Passions autour du football
La Coupe du monde 2026 vient d’être qualifiée de plus scandaleuse de l’histoire : la sanction de carte rouge contre l’attaquant principal de l’équipe américaine a été levée, et, après le coup de sifflet final, une bagarre a éclaté sur le terrain. Sur les réseaux sociaux en France, la Coupe du monde a donné lieu à un vif débat sur les enjeux sociopolitiques du pays.Après la défaite 0–2 de la France face à l'Espagne en demi-finale, le défenseur Lucas Digne a été fortement critiqué pour une erreur qui a conduit à l'octroi d'un penalty contre la France. Certains ont imputé au joueur la relégation de l'équipe.

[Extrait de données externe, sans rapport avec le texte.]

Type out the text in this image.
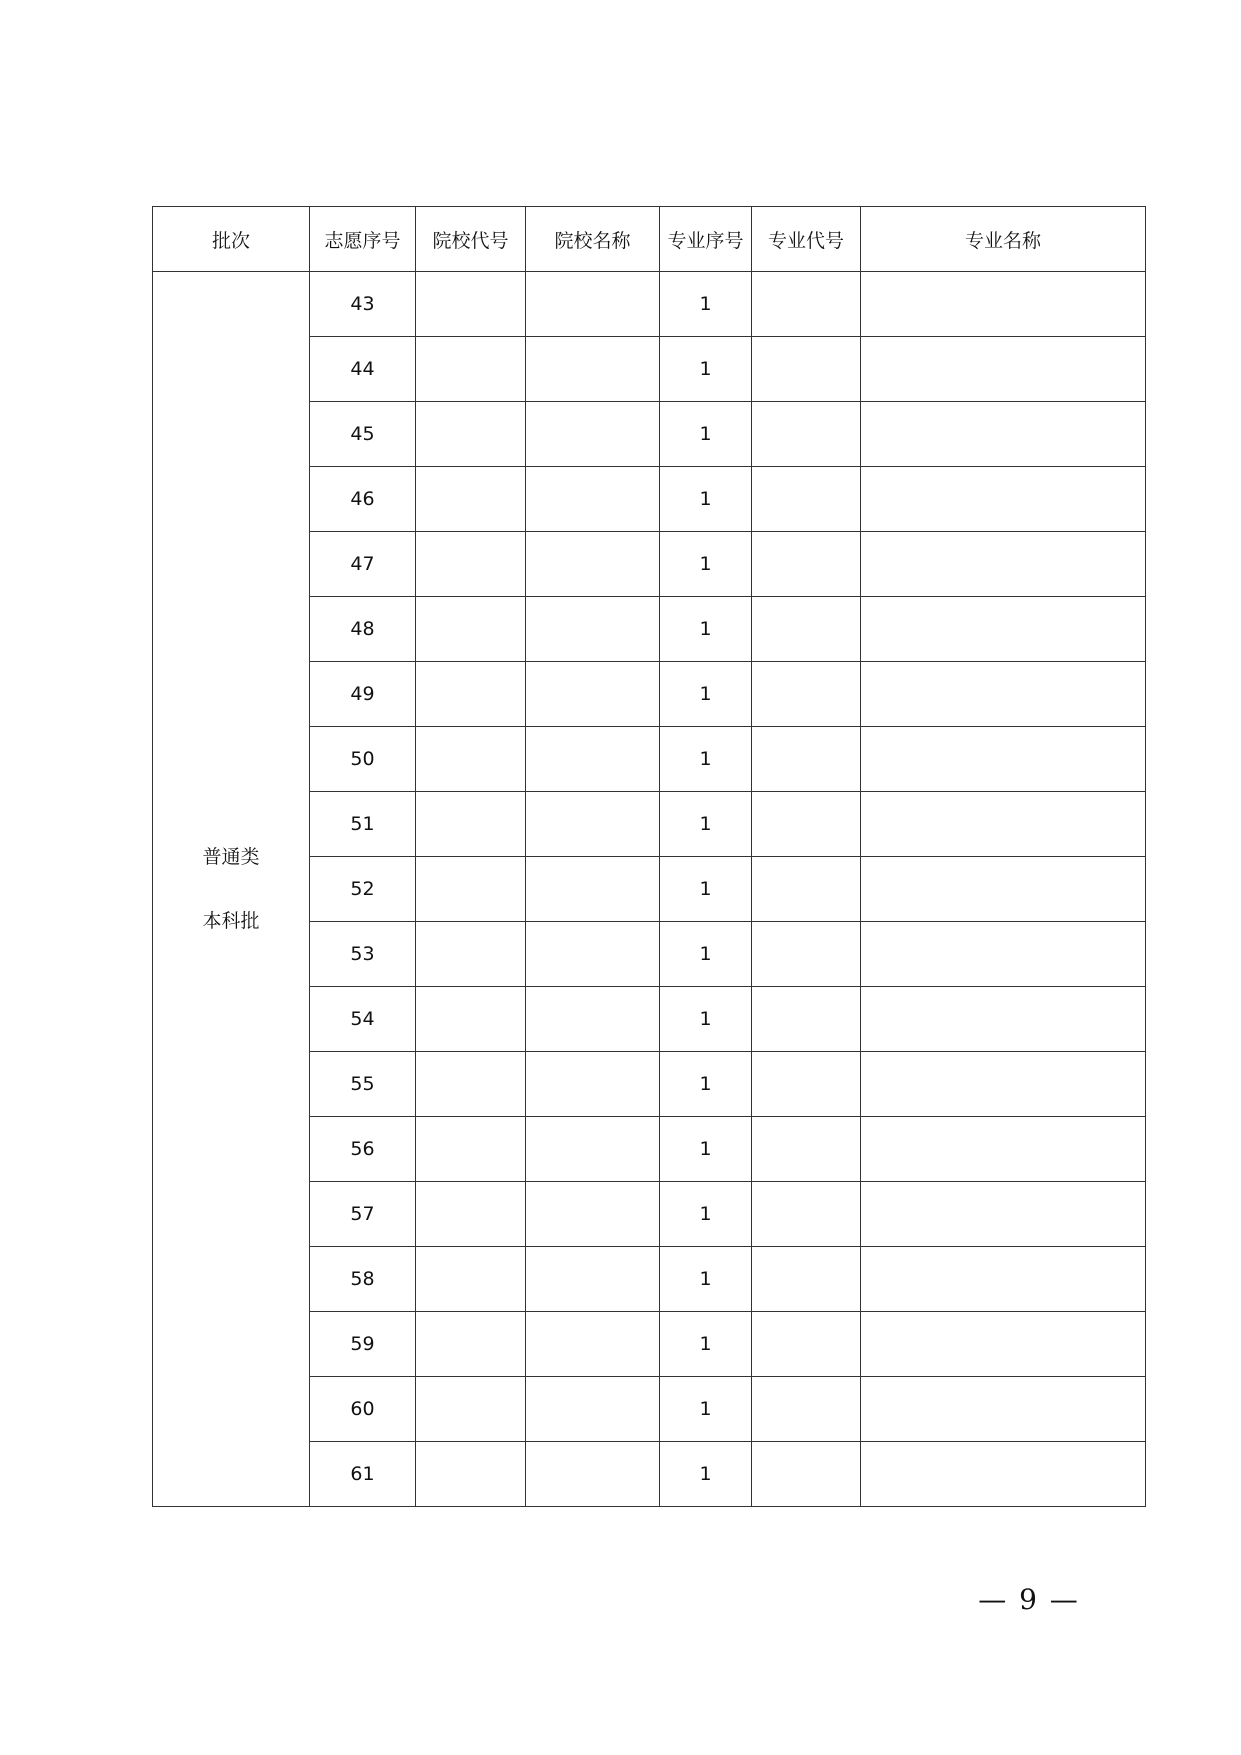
批次	志愿序号	院校代号	院校名称	专业序号	专业代号	专业名称

普通类
本科批	43			1		
	44			1		
	45			1		
	46			1		
	47			1		
	48			1		
	49			1		
	50			1		
	51			1		
	52			1		
	53			1		
	54			1		
	55			1		
	56			1		
	57			1		
	58			1		
	59			1		
	60			1		
	61			1		
— 9 —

Un joueur blanc attaqué par des racistes
Le Journal du Dimanche rapporte que « Dans les heures qui ont suivi la rencontre, les réseaux sociaux ont été envahis de messages visant Lucas Digne, dont plusieurs comportaient des insultes à caractère raciste. Parmi eux figuraient notamment : „Sale fdp t’es le seul blanc de ton équipe et on perd à cause de toi“, „Sale blanc de merde“, „Lucas Digne, je ne veux plus un blanc dans l’équipe de France“, „Éloignez ce Blanc de mon club“ ou encore „On a mis un Blanc pour faire plaisir aux Français“ ».
Certains ont critiqué le « double standard » des grandes associations antiracistes (telles que SOS Racisme) qui ignorent les incidents de racisme contre les Blancs. François Gautier, journaliste et écrivain de renom, voit cet incident non pas comme un épisode isolé, mais comme le symptôme d'un problème systémique où le « racisme anti-blanc » constitue la principale menace pour le football et la société modernes : « En revanche, où étaient les parangons de vertu pour dénoncer la déferlante de racisme antiblanc qui s’est abattue sur Lucas Digne pour son pénalty provoqué ? Car le voilà le vrai fléau au sein des clubs de foot : le racisme antiblanc. »
Des chiffres qui inquiètent
Selon l'enquête du CSA, 67 % des personnes interrogées estiment que « le racisme anti-blancs existe aujourd'hui en France », alors que seulement un tiers des personnes interrogées (32 %) sont en désaccord avec cette affirmation. L'étude Ifop ajoute : 39 % des personnes perçues comme « blanches » déclarent avoir été victimes de harcèlement raciste ou de discrimination au cours de leur vie (en hausse de 17 % sur les 5 dernières années). 19 % ont subi des moqueries insultantes, 19 % des insultes directes, 12 % des menaces et 8 % des violences physiques. 43 % des victimes blanches ont admis éviter de fréquenter certaines rues ou certains quartiers, et 11 % ont déjà changé de lieu de résidence par crainte de discrimination.
La majorité des internautes sont d'accord : les critiques d'un joueur pour des erreurs sportives ne doivent pas se transformer en insultes racistes – l'uniforme de l'équipe de France n'a pas d'autre « couleur » que les couleurs du drapeau tricolore.